Duran Duran
Tokyo July 12, 2003

When Pearl Jam unleashed their 3,000 live albums at once a few years ago, they pioneered what is already becoming one of the most exciting trends in music consumerism: the official bootleg phenomenon. Since then, several other artists have dipped their toe in the water with special (usually online-only) live releases that would never otherwise see mass release. Finally, the die-hard fans are getting what they deserve – real CD "warts-and-all" documents of entire tours by their favorite bands.

It's an idea that should be pursued by more bands. As much as I respect Pearl Jam for making all their shows affordably and attractively available on CD, I wouldn't actually want to listen to any of those CDs, much less several of them. Some artists, though, I would, and it's nice to see bootlegs being taken out of the hands of bootleggers, who by and large don't package their shit well enough.

Duran Duran's initial reunion tour, mainly in Japan and some US shows, has been issued in full by the forward-thinking website TheMusic. Though ostensibly "warts-and-all," some of these CDs have actually been edited, with better performances swapped in for the few occassions when things got too off-key to release to the public. That's okay. I'm not all that purist about it. Duran Duran doesn't vary their set much, and one show is about as good as another, seems to me.

Tokyo July 12, 2003 appears to be the best of the crop – it features all the songs played on that tour (some shows omitted one or two), and it's one of the only sets that was released unedited.

This was an "on" night for Duran Duran, whose live experience will appeal to you in direct proportion to your overall interest in them. In other words, DD doesn't convert anyone to fandom on the strength of their live show (as demonstrated by their incredibly patchy but engaging live album Arena from back in the day).

The sound on this one is better than on Arena – it's a perfectly balanced soundboard recording, no flaws to speak of. The performance is pretty tight, although as with many bands who make their living preaching to the choir, there's a rather high quotient of vocals screamed instead of sung – Simon Le Bon clearly gets caught up in the adoration, and hams it up accordingly, though not in a "Cheap Trick at your local county fair" sort of way. These guys still have most of the coolness they once had, paunchier though they may be.

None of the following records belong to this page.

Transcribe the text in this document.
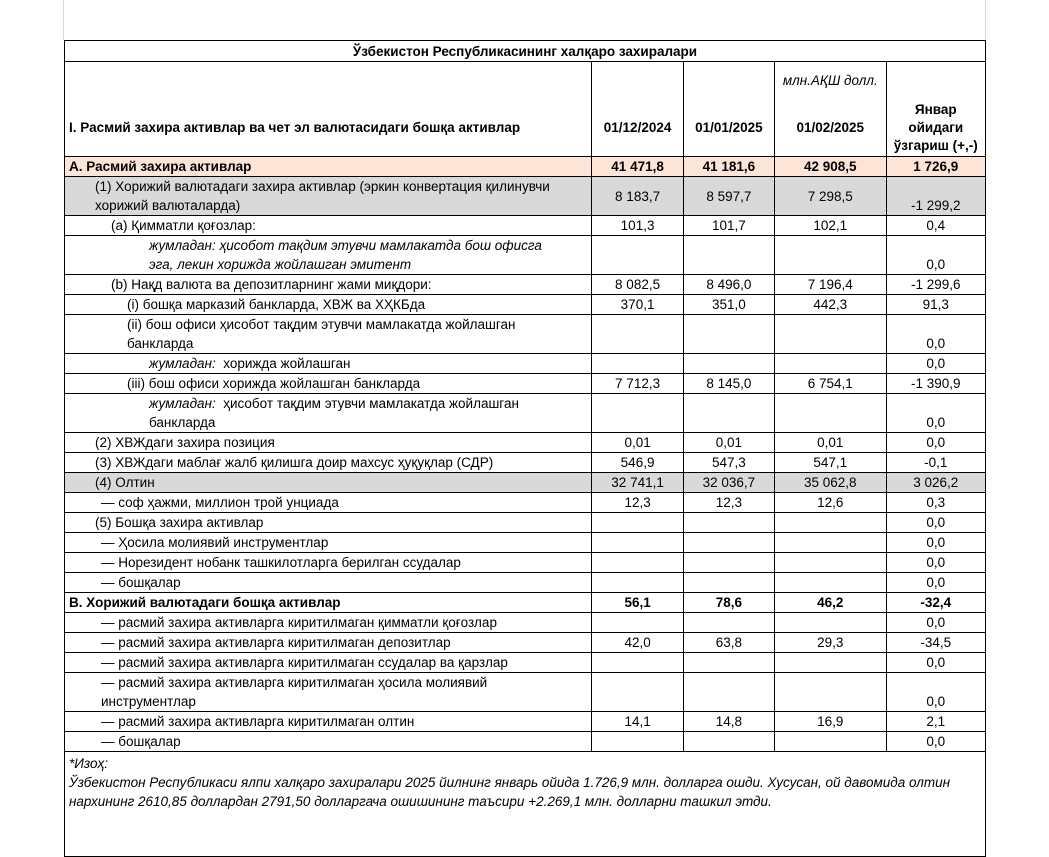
Ўзбекистон Республикасининг халқаро захиралари				
			млн.АҚШ долл.	
I. Расмий захира активлар ва чет эл валютасидаги бошқа активлар	01/12/2024	01/01/2025	01/02/2025	Январ ойидаги ўзгариш (+,-)
A. Расмий захира активлар	41 471,8	41 181,6	42 908,5	1 726,9
(1) Хорижий валютадаги захира активлар (эркин конвертация қилинувчи хорижий валюталарда)	8 183,7	8 597,7	7 298,5	-1 299,2
(a) Қимматли қоғозлар:	101,3	101,7	102,1	0,4
жумладан: ҳисобот тақдим этувчи мамлакатда бош офисга эга, лекин хорижда жойлашган эмитент				0,0
(b) Нақд валюта ва депозитларнинг жами миқдори:	8 082,5	8 496,0	7 196,4	-1 299,6
(i) бошқа марказий банкларда, ХВЖ ва ХҲКБда	370,1	351,0	442,3	91,3
(ii) бош офиси ҳисобот тақдим этувчи мамлакатда жойлашган банкларда				0,0
жумладан: хорижда жойлашган				0,0
(iii) бош офиси хорижда жойлашган банкларда	7 712,3	8 145,0	6 754,1	-1 390,9
жумладан: ҳисобот тақдим этувчи мамлакатда жойлашган банкларда				0,0
(2) ХВЖдаги захира позиция	0,01	0,01	0,01	0,0
(3) ХВЖдаги маблағ жалб қилишга доир махсус ҳуқуқлар (СДР)	546,9	547,3	547,1	-0,1
(4) Олтин	32 741,1	32 036,7	35 062,8	3 026,2
— соф ҳажми, миллион трой унциада	12,3	12,3	12,6	0,3
(5) Бошқа захира активлар				0,0
— Ҳосила молиявий инструментлар				0,0
— Норезидент нобанк ташкилотларга берилган ссудалар				0,0
— бошқалар				0,0
B. Хорижий валютадаги бошқа активлар	56,1	78,6	46,2	-32,4
— расмий захира активларга киритилмаган қимматли қоғозлар				0,0
— расмий захира активларга киритилмаган депозитлар	42,0	63,8	29,3	-34,5
— расмий захира активларга киритилмаган ссудалар ва қарзлар				0,0
— расмий захира активларга киритилмаган ҳосила молиявий инструментлар				0,0
— расмий захира активларга киритилмаган олтин	14,1	14,8	16,9	2,1
— бошқалар				0,0

*Изоҳ:
Ўзбекистон Республикаси ялпи халқаро захиралари 2025 йилнинг январь ойида 1.726,9 млн. долларга ошди. Хусусан, ой давомида олтин нархининг 2610,85 доллардан 2791,50 долларгача ошишининг таъсири +2.269,1 млн. долларни ташкил этди.				
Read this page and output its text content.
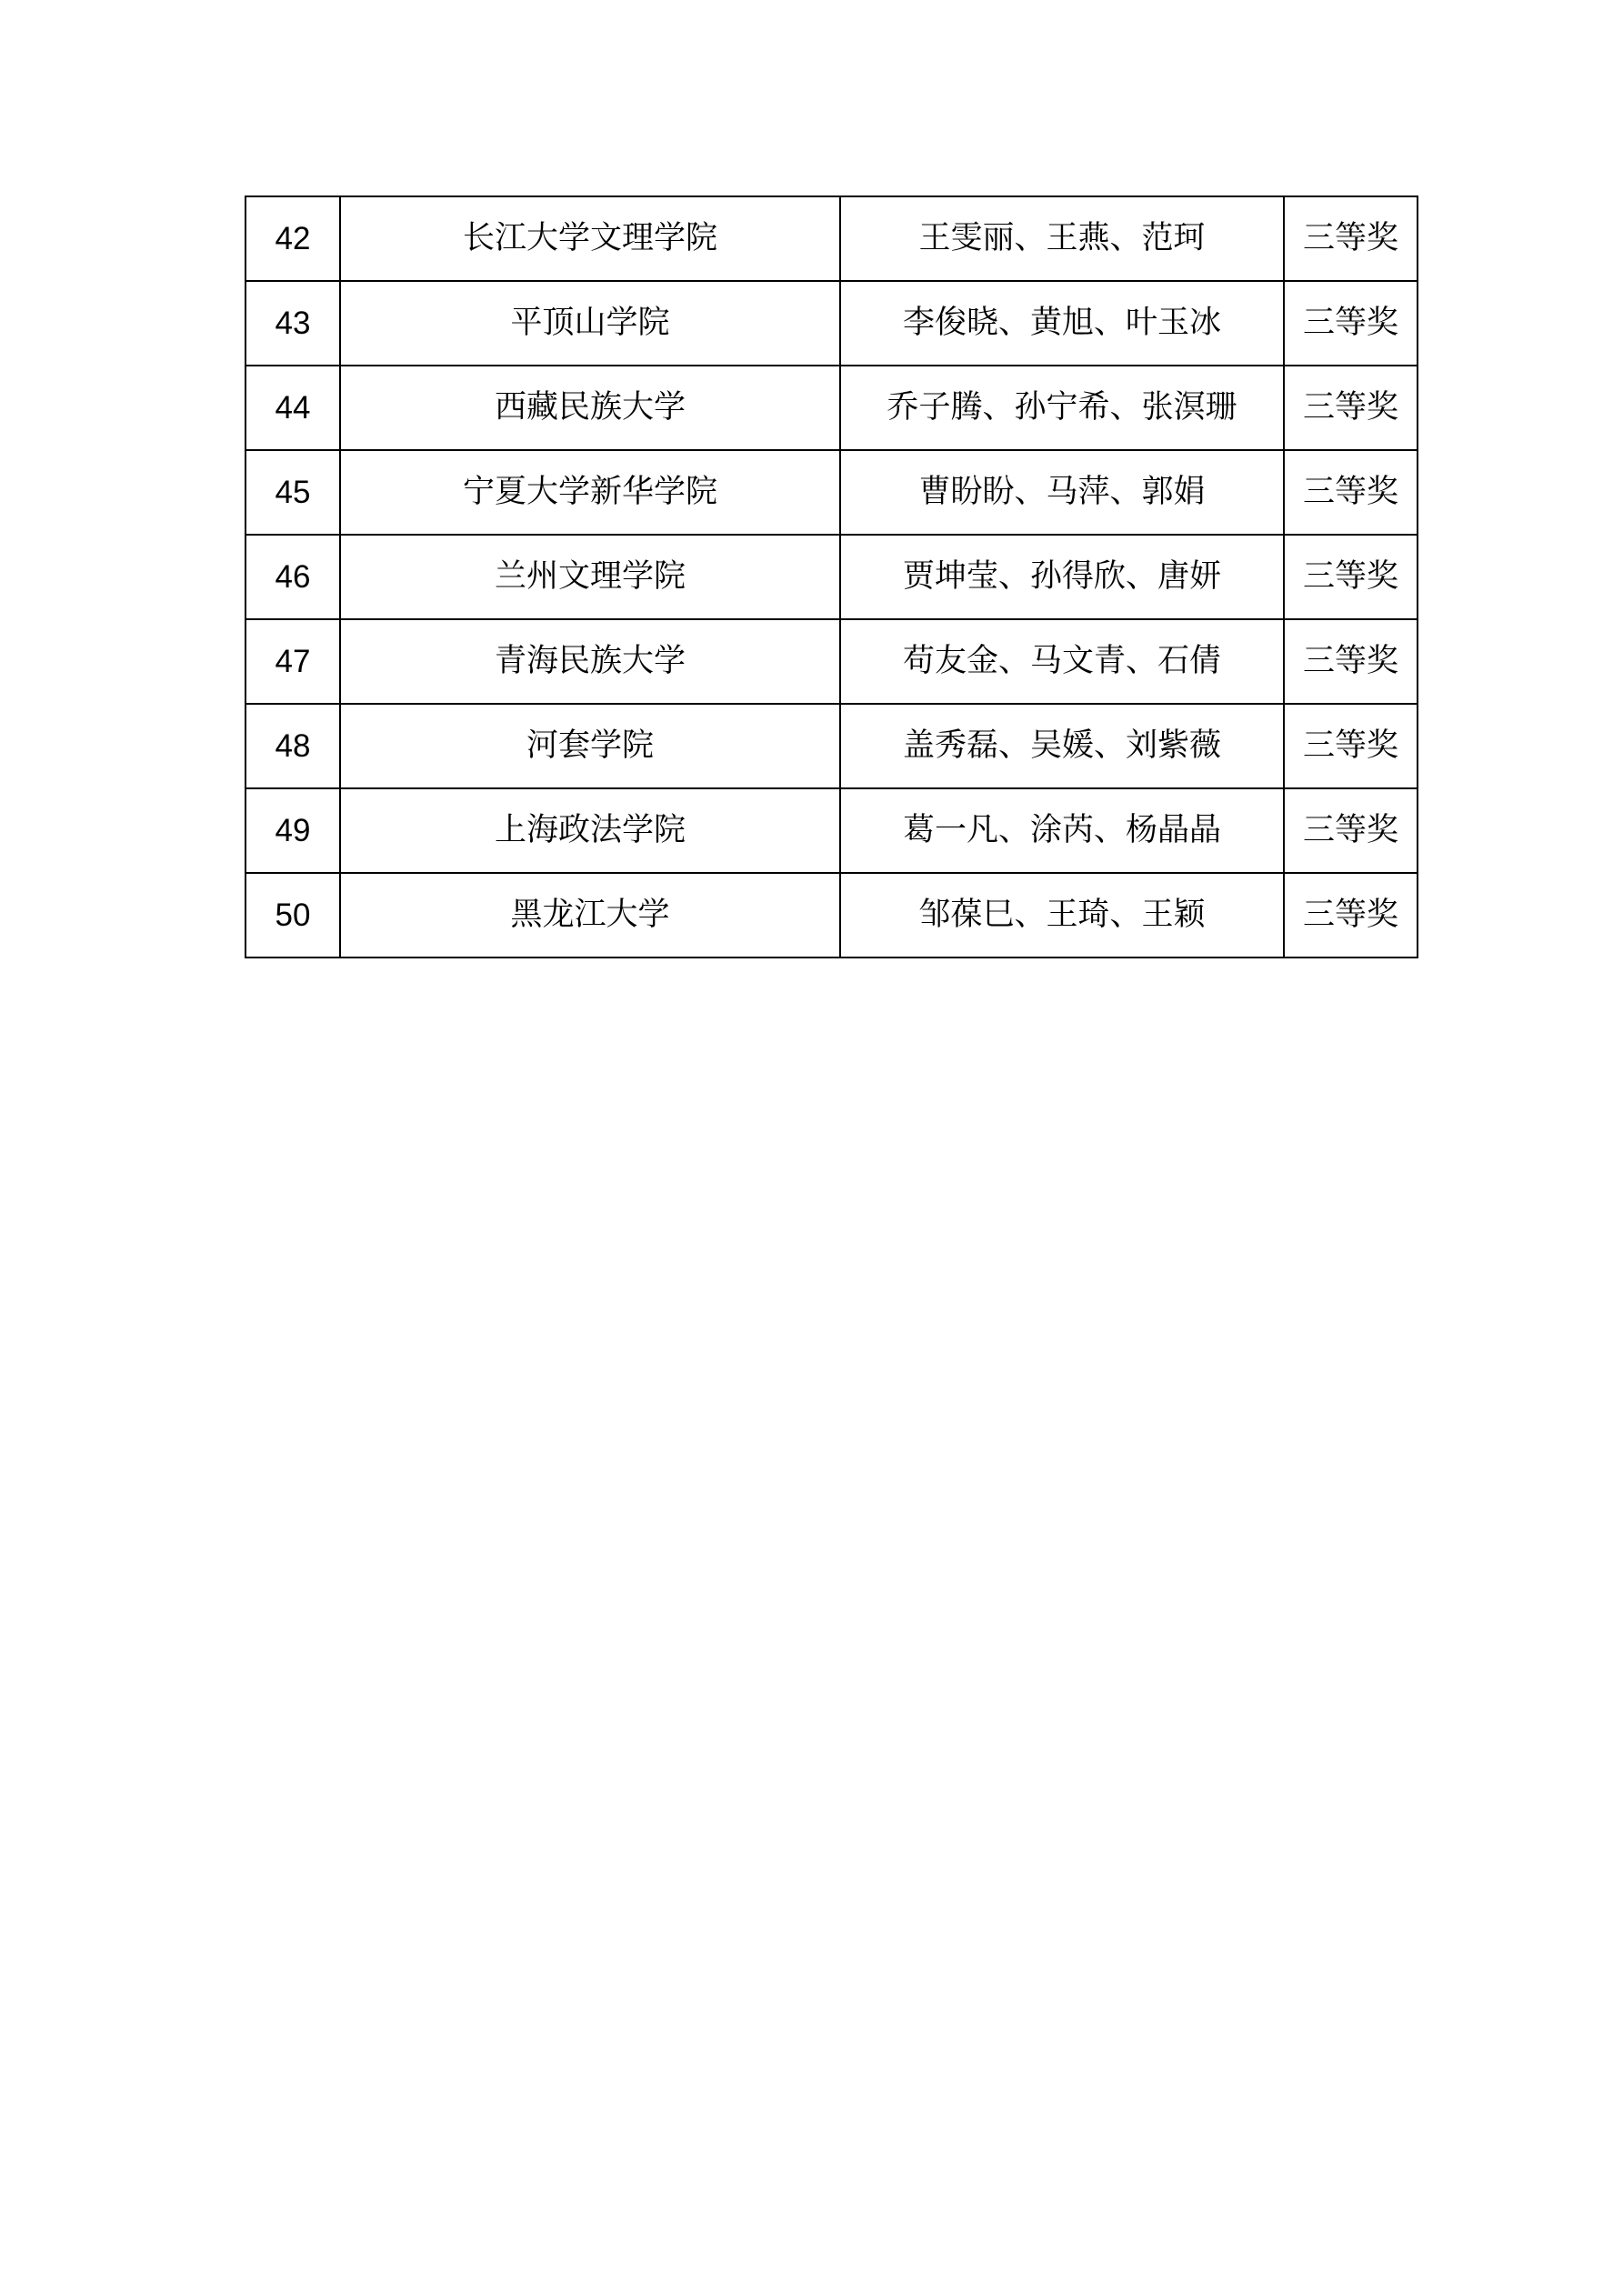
42	长江大学文理学院	王雯丽、王燕、范珂	三等奖
43	平顶山学院	李俊晓、黄旭、叶玉冰	三等奖
44	西藏民族大学	乔子腾、孙宁希、张溟珊	三等奖
45	宁夏大学新华学院	曹盼盼、马萍、郭娟	三等奖
46	兰州文理学院	贾坤莹、孙得欣、唐妍	三等奖
47	青海民族大学	苟友金、马文青、石倩	三等奖
48	河套学院	盖秀磊、吴媛、刘紫薇	三等奖
49	上海政法学院	葛一凡、涂芮、杨晶晶	三等奖
50	黑龙江大学	邹葆巳、王琦、王颖	三等奖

The setlist hits all the right buttons (though I'd have liked more Seven and the Ragged Tiger stuff) – some choice obscurities, most of the popular favorites, and not too much meandering in between. "Friends of Mine," which was like track 8 on the band's debut album, opens the show on a surprising note, managing to convey a good deal of eager anticipation. It's like they're saying: "Hey, we've been damn good from the get-go, all you revisionist fuckwits who bailed on us in the 90s."

Also refreshing and strong are "Save a Prayer," "Notorious," "Planet Earth," "Come Undone," and, somehow, "White Lines," which is one of the band's best singles, though no one wants to admit that. The big hits ("Hungry Like the Wolf," "Ordinary World," "Is There Something I Should Know?," "A View to a Kill," "Wild Boys," "Rio," "The Reflex") sound as you'd expect, pretty close to the original versions. "Girls on Film" makes an extremely strong closer, leaving you with an excitement that is a bit more than the show overall warranted.

Not an incendiary, blistering, revelatory show by any means … but then, Duran Duran was never about any of that stuff. Their coolness is almost enough to be enough, but they've created a body of incredibly great pop songs as well. What this is, is a document of a great band, past their prime perhaps, but still in command.

Could I listen to any other shows from this series? That would almost certainly be pointless … I'm not sure I'd know the difference. But I'm happy with this one, both for the relic itself and what it signifies: a brave new world wherein hard-to-come-by music gets into the hands of those who want it most.